Отношение финнов к России никогда нельзя было назвать дружелюбным. В стране, бывшей на протяжении нескольких столетий ареной войн между Швецией и Россией, последняя устойчиво воспринималась как «угроза с Востока». Как отмечает один из крупнейших дореволюционных специалистов по истории Финляндии М.М. Бородкин, «русские с оружием в руках не раз проходили Финляндию от края до края, оставляя за собой не мало опустошенных селений и человеческих трупов… слово «rysse» (русский) наводило страх и являлось синонимом дикости и грубости»[ Бородкин М.М. История Финляндии. Время Александра I. СПб, 1909. с. 202]. Наиболее тяжелым в этом отношении, безусловно, было завоевание Финляндии в ходе Северной войны, оставившей глубокий след даже в финском фольклоре. Типичными были истории о том, как «русские прежде чем убить матерей, отрезали им груди и засовывали их в рот грудным младенцам, которых они могли насадить на изгороди или бросить на землю», «людей забивали как скот, так что кровь и трупы были видны повсюду на улицах», «казаки убивали тех, кого встречали, насаживали на пики или рубили своими длинными саблями. Женщин сначала насиловали, а потом убивали. Не щадили даже детей, убивая их жестоким образом. Их либо пронзали пиками в колыбелях, либо вынимали из колыбелей и ударяли о стену так, что мозги разлетались по сторонам» [ Кувая Х. Русские идут! Поведение русских войск в отношении мирного населения во время завоевания Финляндии в 1713–1715 гг. // Россия и Финляндия: проблемы взаимовосприятия XVII–XX вв. М., 2006. с. 177-178]. Подобные легенды были крайне популярны в финском фольклоре в течение «6-ти или 7-ми поколений».  И хотя подобные рассказы большей частью являлись преувеличениями, а поведение русских войск в Финляндии было куда более цивилизованным, тем не менее они, под влиянием шведских и во многом общеевропейских представлений о России, создали в сознании финнов образ варварской страны.

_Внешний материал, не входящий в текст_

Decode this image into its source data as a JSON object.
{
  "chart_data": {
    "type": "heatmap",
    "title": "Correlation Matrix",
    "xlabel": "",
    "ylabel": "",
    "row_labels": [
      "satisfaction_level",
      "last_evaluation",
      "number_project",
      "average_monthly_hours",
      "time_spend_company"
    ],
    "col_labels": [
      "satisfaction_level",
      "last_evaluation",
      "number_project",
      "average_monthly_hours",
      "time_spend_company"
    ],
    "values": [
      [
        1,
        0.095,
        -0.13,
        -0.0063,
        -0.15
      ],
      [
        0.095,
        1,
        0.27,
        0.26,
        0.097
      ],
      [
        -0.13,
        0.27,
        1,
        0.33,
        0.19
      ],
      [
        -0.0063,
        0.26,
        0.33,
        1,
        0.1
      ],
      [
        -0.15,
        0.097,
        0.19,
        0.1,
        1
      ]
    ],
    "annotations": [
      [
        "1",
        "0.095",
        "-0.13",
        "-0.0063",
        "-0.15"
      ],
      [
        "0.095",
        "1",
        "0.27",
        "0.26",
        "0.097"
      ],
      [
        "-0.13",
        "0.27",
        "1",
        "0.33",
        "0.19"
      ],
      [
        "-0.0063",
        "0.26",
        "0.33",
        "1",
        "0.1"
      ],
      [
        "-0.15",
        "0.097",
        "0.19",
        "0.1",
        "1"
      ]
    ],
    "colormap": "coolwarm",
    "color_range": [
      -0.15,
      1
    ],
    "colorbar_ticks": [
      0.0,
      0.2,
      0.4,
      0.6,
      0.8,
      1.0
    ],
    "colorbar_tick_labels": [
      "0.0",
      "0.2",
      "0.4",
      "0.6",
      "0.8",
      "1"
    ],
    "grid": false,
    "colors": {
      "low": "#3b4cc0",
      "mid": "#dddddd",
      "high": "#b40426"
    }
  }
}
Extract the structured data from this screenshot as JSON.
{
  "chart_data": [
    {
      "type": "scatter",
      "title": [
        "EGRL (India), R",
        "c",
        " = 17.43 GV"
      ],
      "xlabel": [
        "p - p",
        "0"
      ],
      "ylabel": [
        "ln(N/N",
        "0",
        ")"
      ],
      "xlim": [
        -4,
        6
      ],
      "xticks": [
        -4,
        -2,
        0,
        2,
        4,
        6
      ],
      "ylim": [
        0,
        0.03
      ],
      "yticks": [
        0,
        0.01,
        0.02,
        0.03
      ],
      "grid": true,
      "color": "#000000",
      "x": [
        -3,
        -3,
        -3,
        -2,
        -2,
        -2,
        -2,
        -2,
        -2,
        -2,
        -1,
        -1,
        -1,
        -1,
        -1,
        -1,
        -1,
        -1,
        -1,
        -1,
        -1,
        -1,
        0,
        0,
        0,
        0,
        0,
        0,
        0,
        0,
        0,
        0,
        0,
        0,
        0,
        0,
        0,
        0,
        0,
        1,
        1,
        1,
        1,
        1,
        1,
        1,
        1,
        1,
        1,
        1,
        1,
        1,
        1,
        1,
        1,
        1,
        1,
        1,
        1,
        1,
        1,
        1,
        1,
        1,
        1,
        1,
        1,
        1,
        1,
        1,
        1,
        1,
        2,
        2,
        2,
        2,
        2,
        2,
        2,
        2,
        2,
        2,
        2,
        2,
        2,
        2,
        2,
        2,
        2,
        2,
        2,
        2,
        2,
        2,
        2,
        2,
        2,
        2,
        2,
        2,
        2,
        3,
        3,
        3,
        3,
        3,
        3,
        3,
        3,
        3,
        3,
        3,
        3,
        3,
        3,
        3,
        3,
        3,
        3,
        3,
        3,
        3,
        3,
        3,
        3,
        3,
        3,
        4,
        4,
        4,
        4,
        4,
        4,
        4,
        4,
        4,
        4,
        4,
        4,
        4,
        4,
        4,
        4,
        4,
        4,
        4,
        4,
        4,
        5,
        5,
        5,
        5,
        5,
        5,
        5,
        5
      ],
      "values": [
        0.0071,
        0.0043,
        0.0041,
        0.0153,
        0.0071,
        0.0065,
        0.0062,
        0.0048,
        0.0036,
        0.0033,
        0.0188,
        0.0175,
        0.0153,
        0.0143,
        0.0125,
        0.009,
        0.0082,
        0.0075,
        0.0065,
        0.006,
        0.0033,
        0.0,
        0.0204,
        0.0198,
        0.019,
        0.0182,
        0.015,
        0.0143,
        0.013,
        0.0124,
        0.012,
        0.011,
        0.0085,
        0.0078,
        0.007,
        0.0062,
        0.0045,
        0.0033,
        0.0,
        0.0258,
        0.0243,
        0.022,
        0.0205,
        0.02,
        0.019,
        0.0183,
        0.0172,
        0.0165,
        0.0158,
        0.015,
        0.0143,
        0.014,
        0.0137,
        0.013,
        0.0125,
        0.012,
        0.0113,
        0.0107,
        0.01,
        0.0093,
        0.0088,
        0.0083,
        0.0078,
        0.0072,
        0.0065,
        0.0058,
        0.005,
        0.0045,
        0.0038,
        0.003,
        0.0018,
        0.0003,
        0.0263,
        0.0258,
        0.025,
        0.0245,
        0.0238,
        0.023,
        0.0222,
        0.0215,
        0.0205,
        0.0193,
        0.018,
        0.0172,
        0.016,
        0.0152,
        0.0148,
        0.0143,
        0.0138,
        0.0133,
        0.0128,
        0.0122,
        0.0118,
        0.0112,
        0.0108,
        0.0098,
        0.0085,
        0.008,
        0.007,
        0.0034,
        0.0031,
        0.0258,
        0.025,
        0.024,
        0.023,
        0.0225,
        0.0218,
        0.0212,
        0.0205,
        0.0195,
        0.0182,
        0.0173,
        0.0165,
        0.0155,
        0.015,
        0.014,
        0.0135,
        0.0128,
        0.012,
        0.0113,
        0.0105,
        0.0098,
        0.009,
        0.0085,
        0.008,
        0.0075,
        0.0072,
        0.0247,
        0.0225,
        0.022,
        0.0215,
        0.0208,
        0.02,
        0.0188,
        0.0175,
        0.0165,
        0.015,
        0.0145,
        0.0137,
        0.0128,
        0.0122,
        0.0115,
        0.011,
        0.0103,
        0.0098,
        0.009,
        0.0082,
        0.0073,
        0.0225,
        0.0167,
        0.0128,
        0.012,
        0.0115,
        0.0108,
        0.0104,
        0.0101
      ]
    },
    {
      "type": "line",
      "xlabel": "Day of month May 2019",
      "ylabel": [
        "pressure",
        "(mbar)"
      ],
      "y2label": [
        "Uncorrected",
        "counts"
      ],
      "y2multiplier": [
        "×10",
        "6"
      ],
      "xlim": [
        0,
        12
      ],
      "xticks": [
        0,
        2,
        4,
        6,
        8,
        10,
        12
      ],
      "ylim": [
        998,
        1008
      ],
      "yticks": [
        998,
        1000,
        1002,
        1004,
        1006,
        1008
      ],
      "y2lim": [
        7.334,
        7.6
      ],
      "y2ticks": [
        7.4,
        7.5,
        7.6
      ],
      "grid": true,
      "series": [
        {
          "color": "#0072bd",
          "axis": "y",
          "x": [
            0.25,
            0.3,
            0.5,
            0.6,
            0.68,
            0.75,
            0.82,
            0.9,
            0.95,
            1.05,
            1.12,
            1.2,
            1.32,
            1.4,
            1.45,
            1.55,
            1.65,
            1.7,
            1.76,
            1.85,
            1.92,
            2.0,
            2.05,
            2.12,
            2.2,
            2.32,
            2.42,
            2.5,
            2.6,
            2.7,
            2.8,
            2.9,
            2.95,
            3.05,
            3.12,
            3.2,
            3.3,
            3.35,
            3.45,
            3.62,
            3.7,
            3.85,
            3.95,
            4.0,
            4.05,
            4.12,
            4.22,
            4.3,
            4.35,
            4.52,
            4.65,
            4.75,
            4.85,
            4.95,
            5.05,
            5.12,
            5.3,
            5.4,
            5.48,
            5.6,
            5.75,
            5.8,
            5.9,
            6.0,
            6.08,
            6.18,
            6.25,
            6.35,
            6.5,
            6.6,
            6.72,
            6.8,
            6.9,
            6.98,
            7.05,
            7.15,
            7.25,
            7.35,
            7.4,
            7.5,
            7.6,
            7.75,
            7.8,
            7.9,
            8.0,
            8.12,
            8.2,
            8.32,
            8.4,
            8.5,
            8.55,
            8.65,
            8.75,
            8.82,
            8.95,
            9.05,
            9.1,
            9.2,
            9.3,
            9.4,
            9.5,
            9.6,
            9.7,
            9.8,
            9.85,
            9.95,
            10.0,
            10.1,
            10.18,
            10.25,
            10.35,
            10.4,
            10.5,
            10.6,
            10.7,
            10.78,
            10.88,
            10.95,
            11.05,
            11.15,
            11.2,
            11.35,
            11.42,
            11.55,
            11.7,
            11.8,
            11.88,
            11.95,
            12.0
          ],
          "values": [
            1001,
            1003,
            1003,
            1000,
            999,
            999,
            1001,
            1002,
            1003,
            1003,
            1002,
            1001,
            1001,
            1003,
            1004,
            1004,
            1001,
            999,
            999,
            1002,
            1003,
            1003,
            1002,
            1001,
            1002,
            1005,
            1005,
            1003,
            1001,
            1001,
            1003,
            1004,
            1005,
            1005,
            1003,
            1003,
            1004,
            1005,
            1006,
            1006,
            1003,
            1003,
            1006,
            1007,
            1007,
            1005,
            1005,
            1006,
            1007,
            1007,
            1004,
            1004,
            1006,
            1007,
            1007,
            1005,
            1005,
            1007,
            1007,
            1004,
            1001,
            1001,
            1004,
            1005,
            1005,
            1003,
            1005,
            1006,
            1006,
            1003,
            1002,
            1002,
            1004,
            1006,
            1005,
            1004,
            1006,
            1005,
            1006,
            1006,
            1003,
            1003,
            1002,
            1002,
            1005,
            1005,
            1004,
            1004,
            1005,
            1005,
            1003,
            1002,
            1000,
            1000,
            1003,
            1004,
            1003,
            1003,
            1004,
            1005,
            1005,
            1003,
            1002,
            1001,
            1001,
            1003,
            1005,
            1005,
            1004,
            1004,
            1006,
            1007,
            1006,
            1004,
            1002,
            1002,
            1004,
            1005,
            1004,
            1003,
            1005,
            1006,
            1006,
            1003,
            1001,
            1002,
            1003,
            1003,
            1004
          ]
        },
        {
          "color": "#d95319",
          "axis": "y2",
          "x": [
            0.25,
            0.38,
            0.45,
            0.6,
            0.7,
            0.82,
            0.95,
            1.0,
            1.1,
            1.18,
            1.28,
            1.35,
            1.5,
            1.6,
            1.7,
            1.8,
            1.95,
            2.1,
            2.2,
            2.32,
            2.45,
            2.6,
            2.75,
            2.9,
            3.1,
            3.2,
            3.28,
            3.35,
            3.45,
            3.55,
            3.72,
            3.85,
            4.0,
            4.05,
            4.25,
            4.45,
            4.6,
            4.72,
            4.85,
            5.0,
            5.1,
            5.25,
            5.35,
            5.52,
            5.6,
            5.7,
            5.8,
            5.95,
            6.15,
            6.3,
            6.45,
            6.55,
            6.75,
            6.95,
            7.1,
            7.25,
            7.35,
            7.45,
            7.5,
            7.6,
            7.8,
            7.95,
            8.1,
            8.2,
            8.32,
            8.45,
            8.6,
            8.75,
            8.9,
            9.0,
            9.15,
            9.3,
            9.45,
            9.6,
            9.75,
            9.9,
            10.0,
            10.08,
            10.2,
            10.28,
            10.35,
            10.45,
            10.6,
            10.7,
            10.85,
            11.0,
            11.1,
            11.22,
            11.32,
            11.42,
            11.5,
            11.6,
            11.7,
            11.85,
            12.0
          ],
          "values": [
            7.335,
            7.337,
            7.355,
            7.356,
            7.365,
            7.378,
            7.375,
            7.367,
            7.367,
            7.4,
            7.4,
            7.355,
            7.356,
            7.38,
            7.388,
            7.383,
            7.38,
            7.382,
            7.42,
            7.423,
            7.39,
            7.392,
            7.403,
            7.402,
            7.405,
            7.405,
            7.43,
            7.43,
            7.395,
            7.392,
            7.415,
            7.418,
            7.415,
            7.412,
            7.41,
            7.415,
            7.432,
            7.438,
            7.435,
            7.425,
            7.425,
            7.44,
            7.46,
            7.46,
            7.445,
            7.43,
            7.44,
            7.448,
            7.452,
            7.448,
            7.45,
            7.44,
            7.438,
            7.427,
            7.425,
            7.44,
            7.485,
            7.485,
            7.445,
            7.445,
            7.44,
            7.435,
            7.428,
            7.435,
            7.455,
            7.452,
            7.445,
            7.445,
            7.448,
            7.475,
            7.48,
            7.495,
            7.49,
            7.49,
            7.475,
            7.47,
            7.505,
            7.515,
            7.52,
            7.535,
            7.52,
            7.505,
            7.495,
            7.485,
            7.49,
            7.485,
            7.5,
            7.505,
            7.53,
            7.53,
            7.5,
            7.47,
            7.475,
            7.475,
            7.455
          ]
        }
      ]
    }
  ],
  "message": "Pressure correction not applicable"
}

Предоставив Финляндии весьма привилегированное положение, Петербургу удалось на какое-то завоевать лояльность  финнов к Российской Империи. Однако, как отмечал в своем докладе Александру II в 1861 г. сенатор Бруннер, «не должно заключать, что любовь и преданность [финнов] монарху простирается также и на русский народ, к которому доселе не было симпатий по многим причинам, каковы суть: различие религий, характера, нравов и обычаев и прочее»[ Похлебкин В.В. СССР-Финляндия. 260 лет отношений. М., 1975. с. 52]. Аналогичного мнения насчет характера отношения финнов к России придерживаются и финские историки.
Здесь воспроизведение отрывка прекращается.